Setelah ujian, momen menunggu nilai memang momen yang menegangkan bagi siswa. Dulu ketika kuliah, nilai ujian kami biasanya ditempel di papan pengumuman. 

Setelah ujian, biasanya saya setiap hari mengecek papan pengumuman, saking penasarannya. Barangkali nilai sudah diumumkan. Bagaimanapun ujian sudah terlewati, bisa lancar atau kesulitan, tetap saja pengumuman nilai ditunggu dengan penuh pengharapan.

Bagi guru, nilai digunakan sebagai bahan evaluasi. Seberapa berhasil materi tersampaikan. Seberapa mengerti anak-anak dalam menerima pembelajaran. Seberapa efektif metode dan strategi pembelajaran. Semua mengacu pada nilai yang didapat siswa.

Pentingnya Nilai 

Pada pendidikan formal, nilai memang menjadi tolok ukur hasil pencapaian siswa dalam pembelajaran. Terkadang, berhasil tidaknya pembelajaran hanya dilihat dari nilai yang didapat.

Penilaian begitu sangat dipentingkan dalam pendidikan. Berbagai macam sistem dan metode penilaian digunakan. Tujuannya untuk mendapatkan hasil penilaian yang lebih objektif dan terpercaya.

Dalam dunia kerja, biasanya perusahaan yang ingin merekrut pegawai baru, akan memperhatikan nilai Indeks Prestasi Kumulatif (IPK) terakhir dari para pelamar.

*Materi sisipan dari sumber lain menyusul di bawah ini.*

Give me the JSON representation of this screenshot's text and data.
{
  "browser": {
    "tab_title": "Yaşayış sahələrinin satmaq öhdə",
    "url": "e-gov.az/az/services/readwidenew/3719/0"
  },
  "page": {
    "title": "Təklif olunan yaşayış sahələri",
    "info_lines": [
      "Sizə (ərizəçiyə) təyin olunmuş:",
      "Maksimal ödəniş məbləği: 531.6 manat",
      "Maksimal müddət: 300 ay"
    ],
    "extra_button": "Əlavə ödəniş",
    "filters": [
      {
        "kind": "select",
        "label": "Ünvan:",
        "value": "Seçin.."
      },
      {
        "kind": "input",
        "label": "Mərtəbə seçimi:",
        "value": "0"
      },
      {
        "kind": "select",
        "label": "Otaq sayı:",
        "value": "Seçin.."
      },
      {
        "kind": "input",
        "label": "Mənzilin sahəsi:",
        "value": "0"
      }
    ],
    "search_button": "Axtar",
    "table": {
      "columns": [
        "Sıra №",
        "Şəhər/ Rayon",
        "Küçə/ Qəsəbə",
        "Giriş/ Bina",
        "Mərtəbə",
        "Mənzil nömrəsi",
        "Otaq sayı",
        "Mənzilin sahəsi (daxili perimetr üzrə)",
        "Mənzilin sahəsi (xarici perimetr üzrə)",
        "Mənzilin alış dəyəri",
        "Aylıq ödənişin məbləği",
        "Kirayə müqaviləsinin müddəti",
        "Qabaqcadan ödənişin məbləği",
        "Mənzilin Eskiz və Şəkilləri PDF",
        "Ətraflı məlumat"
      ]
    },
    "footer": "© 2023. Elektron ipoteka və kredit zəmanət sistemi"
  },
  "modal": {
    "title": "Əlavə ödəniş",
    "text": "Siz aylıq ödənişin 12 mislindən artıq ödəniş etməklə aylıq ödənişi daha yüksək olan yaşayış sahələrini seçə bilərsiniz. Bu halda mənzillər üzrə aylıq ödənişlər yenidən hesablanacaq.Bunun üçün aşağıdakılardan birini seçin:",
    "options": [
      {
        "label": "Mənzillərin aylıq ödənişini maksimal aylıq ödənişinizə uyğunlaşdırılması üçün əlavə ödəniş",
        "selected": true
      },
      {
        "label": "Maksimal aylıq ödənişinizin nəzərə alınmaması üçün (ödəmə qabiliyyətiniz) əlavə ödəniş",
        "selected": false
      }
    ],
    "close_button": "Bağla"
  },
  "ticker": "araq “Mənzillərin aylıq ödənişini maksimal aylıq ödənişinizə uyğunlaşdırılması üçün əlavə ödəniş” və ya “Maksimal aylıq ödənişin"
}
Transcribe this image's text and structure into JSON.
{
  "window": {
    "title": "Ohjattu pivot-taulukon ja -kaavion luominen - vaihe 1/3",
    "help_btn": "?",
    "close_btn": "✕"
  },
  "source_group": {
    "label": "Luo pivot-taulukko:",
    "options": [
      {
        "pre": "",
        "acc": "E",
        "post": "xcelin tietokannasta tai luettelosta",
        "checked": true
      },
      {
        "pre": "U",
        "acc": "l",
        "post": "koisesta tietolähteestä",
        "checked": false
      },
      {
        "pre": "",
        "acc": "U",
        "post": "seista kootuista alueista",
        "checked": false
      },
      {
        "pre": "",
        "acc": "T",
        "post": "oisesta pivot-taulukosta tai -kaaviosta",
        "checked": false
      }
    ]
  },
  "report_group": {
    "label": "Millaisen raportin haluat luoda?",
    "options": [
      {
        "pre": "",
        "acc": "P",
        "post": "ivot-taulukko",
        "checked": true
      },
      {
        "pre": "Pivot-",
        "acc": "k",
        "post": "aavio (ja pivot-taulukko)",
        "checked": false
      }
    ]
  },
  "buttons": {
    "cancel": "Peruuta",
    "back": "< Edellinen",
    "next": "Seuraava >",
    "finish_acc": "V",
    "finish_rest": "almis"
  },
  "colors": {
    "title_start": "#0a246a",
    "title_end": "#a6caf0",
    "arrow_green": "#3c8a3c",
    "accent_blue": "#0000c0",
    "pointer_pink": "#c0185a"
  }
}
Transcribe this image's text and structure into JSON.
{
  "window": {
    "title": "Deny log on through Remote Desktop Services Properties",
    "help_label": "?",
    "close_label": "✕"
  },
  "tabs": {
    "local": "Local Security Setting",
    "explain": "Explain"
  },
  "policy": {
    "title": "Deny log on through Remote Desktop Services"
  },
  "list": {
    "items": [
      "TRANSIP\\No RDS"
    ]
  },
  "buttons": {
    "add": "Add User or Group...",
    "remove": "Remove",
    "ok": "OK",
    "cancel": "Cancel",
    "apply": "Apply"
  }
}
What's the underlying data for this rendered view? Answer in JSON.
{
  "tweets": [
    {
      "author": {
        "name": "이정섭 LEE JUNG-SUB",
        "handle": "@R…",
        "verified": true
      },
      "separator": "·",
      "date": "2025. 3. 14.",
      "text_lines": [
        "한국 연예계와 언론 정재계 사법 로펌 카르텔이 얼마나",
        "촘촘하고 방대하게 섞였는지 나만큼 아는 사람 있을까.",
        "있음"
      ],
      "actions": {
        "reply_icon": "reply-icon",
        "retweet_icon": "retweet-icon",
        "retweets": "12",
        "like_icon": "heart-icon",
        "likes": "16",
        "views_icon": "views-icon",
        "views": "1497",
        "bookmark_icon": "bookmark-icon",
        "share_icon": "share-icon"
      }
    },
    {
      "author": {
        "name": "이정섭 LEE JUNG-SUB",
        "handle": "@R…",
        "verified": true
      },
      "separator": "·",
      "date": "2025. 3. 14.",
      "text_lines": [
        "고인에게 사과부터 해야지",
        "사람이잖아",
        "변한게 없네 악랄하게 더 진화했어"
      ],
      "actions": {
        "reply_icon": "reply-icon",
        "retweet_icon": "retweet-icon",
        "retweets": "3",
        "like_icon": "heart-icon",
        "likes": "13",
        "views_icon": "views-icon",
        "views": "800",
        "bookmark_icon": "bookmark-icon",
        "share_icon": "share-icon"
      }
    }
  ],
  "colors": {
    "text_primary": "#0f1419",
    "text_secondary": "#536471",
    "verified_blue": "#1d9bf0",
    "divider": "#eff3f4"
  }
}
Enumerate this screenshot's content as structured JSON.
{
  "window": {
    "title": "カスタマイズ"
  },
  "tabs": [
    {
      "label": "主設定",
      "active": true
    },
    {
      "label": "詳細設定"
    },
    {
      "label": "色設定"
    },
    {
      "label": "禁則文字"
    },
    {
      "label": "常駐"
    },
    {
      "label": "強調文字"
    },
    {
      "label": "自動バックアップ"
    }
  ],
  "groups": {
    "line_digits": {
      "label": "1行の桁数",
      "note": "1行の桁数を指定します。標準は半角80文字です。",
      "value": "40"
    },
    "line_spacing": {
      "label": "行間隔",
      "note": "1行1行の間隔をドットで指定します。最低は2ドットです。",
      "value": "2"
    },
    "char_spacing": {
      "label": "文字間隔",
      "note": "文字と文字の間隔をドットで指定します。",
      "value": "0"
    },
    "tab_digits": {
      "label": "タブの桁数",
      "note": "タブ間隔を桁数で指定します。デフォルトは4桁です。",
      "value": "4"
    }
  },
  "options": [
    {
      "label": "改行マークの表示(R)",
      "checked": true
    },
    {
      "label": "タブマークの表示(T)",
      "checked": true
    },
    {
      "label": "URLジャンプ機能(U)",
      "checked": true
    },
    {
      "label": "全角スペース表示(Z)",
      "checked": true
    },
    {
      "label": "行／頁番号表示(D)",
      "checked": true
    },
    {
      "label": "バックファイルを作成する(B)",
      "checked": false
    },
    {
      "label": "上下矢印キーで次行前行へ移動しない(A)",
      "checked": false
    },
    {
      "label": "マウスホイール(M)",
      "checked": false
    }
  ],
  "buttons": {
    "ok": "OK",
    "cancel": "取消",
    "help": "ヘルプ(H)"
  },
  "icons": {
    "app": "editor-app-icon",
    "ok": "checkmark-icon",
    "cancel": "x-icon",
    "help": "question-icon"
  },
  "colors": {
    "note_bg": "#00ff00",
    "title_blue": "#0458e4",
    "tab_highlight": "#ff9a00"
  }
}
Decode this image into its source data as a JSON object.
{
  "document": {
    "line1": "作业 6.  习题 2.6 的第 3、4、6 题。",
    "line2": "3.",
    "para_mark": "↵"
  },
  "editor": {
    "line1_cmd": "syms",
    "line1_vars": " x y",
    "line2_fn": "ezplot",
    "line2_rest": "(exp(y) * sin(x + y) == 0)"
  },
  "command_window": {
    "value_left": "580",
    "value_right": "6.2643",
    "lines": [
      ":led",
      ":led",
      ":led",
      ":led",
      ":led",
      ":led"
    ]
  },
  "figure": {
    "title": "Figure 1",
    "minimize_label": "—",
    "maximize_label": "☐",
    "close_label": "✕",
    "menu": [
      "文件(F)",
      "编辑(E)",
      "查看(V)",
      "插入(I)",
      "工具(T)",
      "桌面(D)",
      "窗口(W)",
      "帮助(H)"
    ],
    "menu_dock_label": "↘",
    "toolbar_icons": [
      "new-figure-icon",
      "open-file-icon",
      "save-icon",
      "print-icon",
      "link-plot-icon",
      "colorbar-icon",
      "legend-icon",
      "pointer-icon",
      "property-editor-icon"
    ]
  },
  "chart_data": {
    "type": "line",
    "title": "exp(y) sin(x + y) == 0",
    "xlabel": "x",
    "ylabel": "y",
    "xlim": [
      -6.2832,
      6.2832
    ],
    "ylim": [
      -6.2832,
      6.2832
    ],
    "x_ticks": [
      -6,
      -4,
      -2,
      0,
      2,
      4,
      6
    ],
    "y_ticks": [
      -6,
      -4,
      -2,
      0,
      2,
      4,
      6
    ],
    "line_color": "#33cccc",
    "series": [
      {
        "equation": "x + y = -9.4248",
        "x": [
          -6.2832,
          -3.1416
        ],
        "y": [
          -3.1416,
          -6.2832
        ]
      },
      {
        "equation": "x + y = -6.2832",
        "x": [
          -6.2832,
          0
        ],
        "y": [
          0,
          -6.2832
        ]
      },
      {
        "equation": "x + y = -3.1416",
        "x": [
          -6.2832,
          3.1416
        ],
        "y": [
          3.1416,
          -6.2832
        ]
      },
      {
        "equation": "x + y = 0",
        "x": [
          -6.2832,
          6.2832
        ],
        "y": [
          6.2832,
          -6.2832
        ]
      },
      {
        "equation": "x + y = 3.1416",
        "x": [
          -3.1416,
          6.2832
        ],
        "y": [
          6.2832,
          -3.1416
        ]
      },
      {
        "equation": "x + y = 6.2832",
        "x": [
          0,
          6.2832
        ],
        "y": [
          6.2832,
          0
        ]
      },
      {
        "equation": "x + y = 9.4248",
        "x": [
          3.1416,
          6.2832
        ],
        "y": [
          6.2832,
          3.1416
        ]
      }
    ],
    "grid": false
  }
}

Walaupun sebenarnya IPK belum tentu menunjukkan kemampuan si pelamar.

Tak bisa dipungkiri, nilai belum bisa menggambarkan secara jelas akan kemampuan seseorang. Apalagi pendidikan di negara kita masih sangat bersifat teoritis. Jadilah kemampuan seseorang tidak benar-benar terukur dengan nilai.

Berkenaan dengan nilai, Ivan Illich dalam bukunya Deschooling Society (Masyarakat Tanpa Sekolah) pernah menyinggung kegagalan institusi sekolah dalam memahami nilai.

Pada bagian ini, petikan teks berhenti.